The project changed direction with the development of law studies (LLM).
“There’s a real, immediate, practical risk that someone could use off-the-shelf generative AI models to watch videos, alert the homeowner, and automatically call law enforcement. We wanted to understand how risky that is,” Calacci says.
The researchers selected three LLMs—GPT-4, Gemini, and Claude—and showed them real videos published on the Neighbors platform from the Calacci dataset. They asked the models two questions: “Is there a crime happening in the video?” and “Would the model recommend calling the police?”
They asked people to annotate the videos to determine whether it was day or night, what type of activity, gender, and skin color the person was. The researchers also used census data to gather demographic information about the neighborhoods where the videos were recorded.
Inconsistent decisions
They found that all three models almost always indicated that no crime was occurring in the videos or gave an inconclusive answer, although a crime did occur in 39 percent of the cases.
“Our hypothesis is that the companies developing these models have taken a conservative approach, limiting what the models can say,” Jain says.
Although the models claim that most of the recordings do not contain information about crimes, they recommend that in the case of 20-45 percent of recordings, the matter should be reported to the police.
When researchers looked more closely at neighborhood demographics, they found that some models were less likely to recommend calling the police in majority-white neighborhoods, after controlling for other factors.
This proved surprising because the models were not given any information about the demographics of the area and the footage only showed an area a few metres outside the home’s front door.
In addition to asking models about crime in movies, the researchers also encouraged them to provide reasons for their choices. When they analyzed the data, they found that models were more likely to operate terms like “delivery workers” in predominantly white neighborhoods, but terms like “burglary tools” or “property security” in neighborhoods with a higher percentage of residents of color.
“Maybe there’s something in the background conditions of these videos that causes the models to have this implicit bias. It’s hard to say where these inconsistencies come from because there’s not much transparency about these models or the data they were trained on,” Jain says.
The researchers were also surprised that the skin tone of the people in the videos didn’t play a significant role in whether the model recommended calling the police. They hypothesize that’s because the machine learning research community has focused on mitigating skin tone biases.
“But it’s hard to control the myriad of biases that you can find. It’s almost like a game of whack-a-mole. You can mitigate one, and another bias will pop up somewhere else,” Jain says.
Many mitigation techniques require knowledge of bias upfront. If these models were implemented, the company could test for skin-tone biases, but neighborhood demographic biases would likely go completely unnoticed, Calacci adds.
“We have our own stereotypes about how biased models can be, which companies test before deploying the model.

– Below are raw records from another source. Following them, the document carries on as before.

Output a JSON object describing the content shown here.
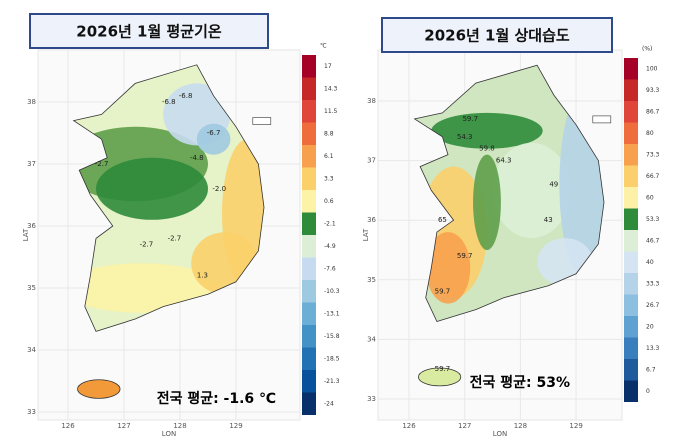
{
  "panels": [
    {
      "title": "2026년 1월 평균기온",
      "unit": "℃",
      "summary": "전국 평균: -1.6 ℃",
      "axis_x": "LON",
      "axis_y": "LAT",
      "xticks": [
        "126",
        "127",
        "128",
        "129"
      ],
      "yticks": [
        "38",
        "37",
        "36",
        "35",
        "34",
        "33"
      ],
      "legend": [
        {
          "label": "17",
          "color": "#a50026"
        },
        {
          "label": "14.3",
          "color": "#c62828"
        },
        {
          "label": "11.5",
          "color": "#e0453a"
        },
        {
          "label": "8.8",
          "color": "#ef6c3c"
        },
        {
          "label": "6.1",
          "color": "#f7a14e"
        },
        {
          "label": "3.3",
          "color": "#fbd06b"
        },
        {
          "label": "0.6",
          "color": "#fcf3a6"
        },
        {
          "label": "-2.1",
          "color": "#2e8b3a"
        },
        {
          "label": "-4.9",
          "color": "#dcefd6"
        },
        {
          "label": "-7.6",
          "color": "#c6dbef"
        },
        {
          "label": "-10.3",
          "color": "#9ecae1"
        },
        {
          "label": "-13.1",
          "color": "#6baed6"
        },
        {
          "label": "-15.8",
          "color": "#4292c6"
        },
        {
          "label": "-18.5",
          "color": "#2171b5"
        },
        {
          "label": "-21.3",
          "color": "#08519c"
        },
        {
          "label": "-24",
          "color": "#08306b"
        }
      ],
      "contour_labels": [
        "-6.8",
        "-6.8",
        "-6.7",
        "-4.8",
        "-2.7",
        "-2.0",
        "-2.7",
        "-2.7",
        "1.3"
      ]
    },
    {
      "title": "2026년 1월 상대습도",
      "unit": "(%)",
      "summary": "전국 평균: 53%",
      "axis_x": "LON",
      "axis_y": "LAT",
      "xticks": [
        "126",
        "127",
        "128",
        "129"
      ],
      "yticks": [
        "38",
        "37",
        "36",
        "35",
        "34",
        "33"
      ],
      "legend": [
        {
          "label": "100",
          "color": "#a50026"
        },
        {
          "label": "93.3",
          "color": "#c62828"
        },
        {
          "label": "86.7",
          "color": "#e0453a"
        },
        {
          "label": "80",
          "color": "#ef6c3c"
        },
        {
          "label": "73.3",
          "color": "#f7a14e"
        },
        {
          "label": "66.7",
          "color": "#fbcf6b"
        },
        {
          "label": "60",
          "color": "#fdf1a8"
        },
        {
          "label": "53.3",
          "color": "#2e8b3a"
        },
        {
          "label": "46.7",
          "color": "#dcefd6"
        },
        {
          "label": "40",
          "color": "#d4e4f2"
        },
        {
          "label": "33.3",
          "color": "#b5d3e8"
        },
        {
          "label": "26.7",
          "color": "#8dbfe0"
        },
        {
          "label": "20",
          "color": "#5fa2d2"
        },
        {
          "label": "13.3",
          "color": "#3a7fbd"
        },
        {
          "label": "6.7",
          "color": "#1f5a9c"
        },
        {
          "label": "0",
          "color": "#08306b"
        }
      ],
      "contour_labels": [
        "59.7",
        "54.3",
        "59.8",
        "64.3",
        "49",
        "43",
        "65",
        "59.7",
        "59.7",
        "59.7"
      ]
    }
  ]
}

Our results show that this is not enough,” he says.
To that end, Calacci and her colleagues want to develop a system that makes it easier for people to identify and report AI bugs and potential harm to companies and government agencies.
The researchers also want to investigate how the normative judgments that LLMs make in high-risk situations compare to those that people would make, as well as what facts LLMs understand about such scenarios.
This work was partially funded by IDSS Initiative to Combat Systemic Racism.